At last, the fire died down. She rose, trifle wearily, and we walked all the way to the very edge of the cliff. She looked down at the sea some fifty feet below us. “It will soon be dawn, and all of this will be over. It’s a pity you cannot take it all home with you”, she said. “Look at those waves glistening in the moonlight. They look awfully nice. Know why them waves destroy themselves on those rocks like that?” I said I didn’t know.

“It’s because they’re too beautiful to live forever. If you didn’t stop them, they’d grow on you till they’re so big and so beautiful, the world will no longer be big enough to contain them.” I too watched and waited for it to set in.

“You’re beautiful, too”, she continued. I did not know what to say to this, so I merely muttered something to the effect that so was she. “I know”, she said simply, and not with a hint of pride. It was as if I’d read out some empirical fact straight from the encyclopedia. “We too are like the waves down below. We go about our business, seeing all kinds of stuff, and then we hit this dead end. Whenever things look too good to be true, you have to get out before they grow on you and smother you. It’s not within our rights to be quite that happy as long as we’re a part of this world.” She brushed the back of her hand against my cheek and let it fall gently on the lapel of my jacket. She let it rest there for quite a while, as if undecided what to do next.

All of a sudden, she ordered me to close my eyes. I turned round to face her. I was standing with my back to the sea, my feet precariously poised on the edge of the cliff. She was there right opposite me, looking directly into my eyes. I did as I was told. She kissed me once, not on the lips or anything, but on the forehead – right between the eyes. It wasn’t exactly a shove; more of a tender caress on the left side of my chest, and I had a weird sensation of weightlessness as the ground slipped away from beneath my feet.

*************************************************************

I am forty now. I live in a tiny apartment all by myself. I keep changing lanes, not staying on the same job for more than two or three months at a stretch. In the past one year, I have been a freelance writer, a math teacher, and a graphics artist doing advertisement banners. I look much older than my age in years and smoke far more than what’s good for me. A strange weariness follows me wherever I go. Perhaps the happiest time of the day for me is just prior to falling asleep at night, when I take advantage of the quietness to slip out of the present and take a walk in the past.

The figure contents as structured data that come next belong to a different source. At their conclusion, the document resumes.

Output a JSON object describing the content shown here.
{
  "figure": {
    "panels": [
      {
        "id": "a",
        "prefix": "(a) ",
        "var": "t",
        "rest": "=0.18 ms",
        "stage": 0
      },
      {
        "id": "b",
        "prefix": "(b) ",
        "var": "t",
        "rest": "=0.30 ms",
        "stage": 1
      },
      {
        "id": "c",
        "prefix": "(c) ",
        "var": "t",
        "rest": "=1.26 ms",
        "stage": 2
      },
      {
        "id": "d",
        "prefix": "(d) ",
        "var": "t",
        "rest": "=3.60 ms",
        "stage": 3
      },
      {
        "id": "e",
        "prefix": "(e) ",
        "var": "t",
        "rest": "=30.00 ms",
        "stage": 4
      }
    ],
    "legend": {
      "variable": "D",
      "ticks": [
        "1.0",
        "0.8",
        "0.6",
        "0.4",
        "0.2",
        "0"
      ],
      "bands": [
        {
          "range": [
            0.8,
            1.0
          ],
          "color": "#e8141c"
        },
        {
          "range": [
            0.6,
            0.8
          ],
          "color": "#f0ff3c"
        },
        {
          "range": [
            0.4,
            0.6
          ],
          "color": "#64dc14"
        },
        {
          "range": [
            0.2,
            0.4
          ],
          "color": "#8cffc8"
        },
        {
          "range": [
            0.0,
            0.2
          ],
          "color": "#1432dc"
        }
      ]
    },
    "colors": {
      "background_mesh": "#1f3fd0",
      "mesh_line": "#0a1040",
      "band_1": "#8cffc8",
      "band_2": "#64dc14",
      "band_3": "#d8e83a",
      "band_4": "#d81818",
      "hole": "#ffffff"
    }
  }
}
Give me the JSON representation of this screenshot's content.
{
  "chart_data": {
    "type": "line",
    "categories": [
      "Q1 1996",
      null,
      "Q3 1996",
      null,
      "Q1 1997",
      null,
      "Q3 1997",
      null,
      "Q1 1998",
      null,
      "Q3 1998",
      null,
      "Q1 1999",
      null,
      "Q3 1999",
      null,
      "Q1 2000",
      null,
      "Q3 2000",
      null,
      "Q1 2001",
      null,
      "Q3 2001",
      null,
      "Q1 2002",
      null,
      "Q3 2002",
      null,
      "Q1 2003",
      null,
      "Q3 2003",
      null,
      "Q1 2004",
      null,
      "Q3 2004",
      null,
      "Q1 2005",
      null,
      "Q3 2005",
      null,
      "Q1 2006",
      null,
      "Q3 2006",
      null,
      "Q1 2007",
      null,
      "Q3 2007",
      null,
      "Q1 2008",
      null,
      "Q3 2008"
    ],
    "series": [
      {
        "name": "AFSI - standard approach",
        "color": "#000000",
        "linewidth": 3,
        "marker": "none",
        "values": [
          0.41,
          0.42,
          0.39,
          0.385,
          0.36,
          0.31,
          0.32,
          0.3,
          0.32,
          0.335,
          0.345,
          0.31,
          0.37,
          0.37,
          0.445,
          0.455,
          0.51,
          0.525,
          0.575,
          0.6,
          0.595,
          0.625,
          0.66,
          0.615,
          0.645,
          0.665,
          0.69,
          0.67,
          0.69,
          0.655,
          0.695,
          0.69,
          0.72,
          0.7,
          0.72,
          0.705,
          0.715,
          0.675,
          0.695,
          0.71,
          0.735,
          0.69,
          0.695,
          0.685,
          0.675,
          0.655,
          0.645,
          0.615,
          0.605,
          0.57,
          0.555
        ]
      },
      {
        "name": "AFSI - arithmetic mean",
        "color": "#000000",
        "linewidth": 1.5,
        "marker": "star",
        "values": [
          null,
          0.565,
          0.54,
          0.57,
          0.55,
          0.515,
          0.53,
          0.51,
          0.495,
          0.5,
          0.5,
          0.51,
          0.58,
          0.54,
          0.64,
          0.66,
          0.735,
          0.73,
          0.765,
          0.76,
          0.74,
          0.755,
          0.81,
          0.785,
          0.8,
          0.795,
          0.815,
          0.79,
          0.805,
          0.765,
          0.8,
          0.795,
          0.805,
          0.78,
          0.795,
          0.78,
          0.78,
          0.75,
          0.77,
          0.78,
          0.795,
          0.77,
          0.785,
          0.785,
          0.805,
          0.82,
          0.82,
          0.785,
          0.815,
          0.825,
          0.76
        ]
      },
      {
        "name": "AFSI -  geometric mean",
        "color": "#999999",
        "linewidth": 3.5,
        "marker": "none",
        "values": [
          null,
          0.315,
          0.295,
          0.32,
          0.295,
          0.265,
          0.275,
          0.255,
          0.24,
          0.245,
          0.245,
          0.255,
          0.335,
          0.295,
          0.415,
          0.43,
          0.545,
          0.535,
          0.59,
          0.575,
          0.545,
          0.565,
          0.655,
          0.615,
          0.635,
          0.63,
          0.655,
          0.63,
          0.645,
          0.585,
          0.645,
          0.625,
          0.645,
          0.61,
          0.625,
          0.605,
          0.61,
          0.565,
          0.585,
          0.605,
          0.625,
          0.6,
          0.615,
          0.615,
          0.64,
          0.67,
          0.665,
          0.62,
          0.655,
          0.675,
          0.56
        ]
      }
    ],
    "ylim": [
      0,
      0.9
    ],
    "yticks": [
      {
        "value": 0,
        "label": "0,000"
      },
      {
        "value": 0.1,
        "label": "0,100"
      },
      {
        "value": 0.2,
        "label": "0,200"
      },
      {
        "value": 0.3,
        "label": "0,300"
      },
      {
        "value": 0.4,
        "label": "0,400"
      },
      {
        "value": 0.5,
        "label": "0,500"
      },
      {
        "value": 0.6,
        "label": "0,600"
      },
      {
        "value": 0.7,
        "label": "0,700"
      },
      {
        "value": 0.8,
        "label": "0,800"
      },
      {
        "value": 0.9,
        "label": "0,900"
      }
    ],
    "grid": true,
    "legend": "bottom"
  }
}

I still go to visit her sometimes. She talks to me from the other side of the glass over a telephone in that maximum security prison about books she’d read, thoughts she’d had, etc. Sometimes she is content just to listen, smiling all the while, especially when she’s too high on the medication they keep pumping into her all day long. She doesn't seem to have aged a day since I first saw her. But no matter what we do, it invariably ends in her darting off her chair and lunging forward at me, trying to rip me apart, and then the prison security coming in and dragging her bodily away.

It had taken me over a year to recover from the fall I’d suffered that night towards the end of high school from the edge of that cliff. In fact, had it not been for this rock jutting out from the vertical walls that caught me in mid air, I’d have been a goner just like the others. I spent the next six months or so entirely in bed, with my neck in traction, my left leg suspended from the ceiling above. There were three major fractures and four hairlines. Plus, some hemorrhaging of the head. When they’d finally caught her, she was convicted of 11 cases of homicide and a twelfth attempted murder. She never denied the charges pressed against her and the trial had been a nominal affair. Mental derangement had saved her from the gallows and since then she’d lived in solitary confinement in that same prison cell, with no hopes of ever seeing the sunlight again or walking barefooted by the sea.

Oh, but don’t you know, I’d die for you gladly – I swear I would, if they’d only let me live.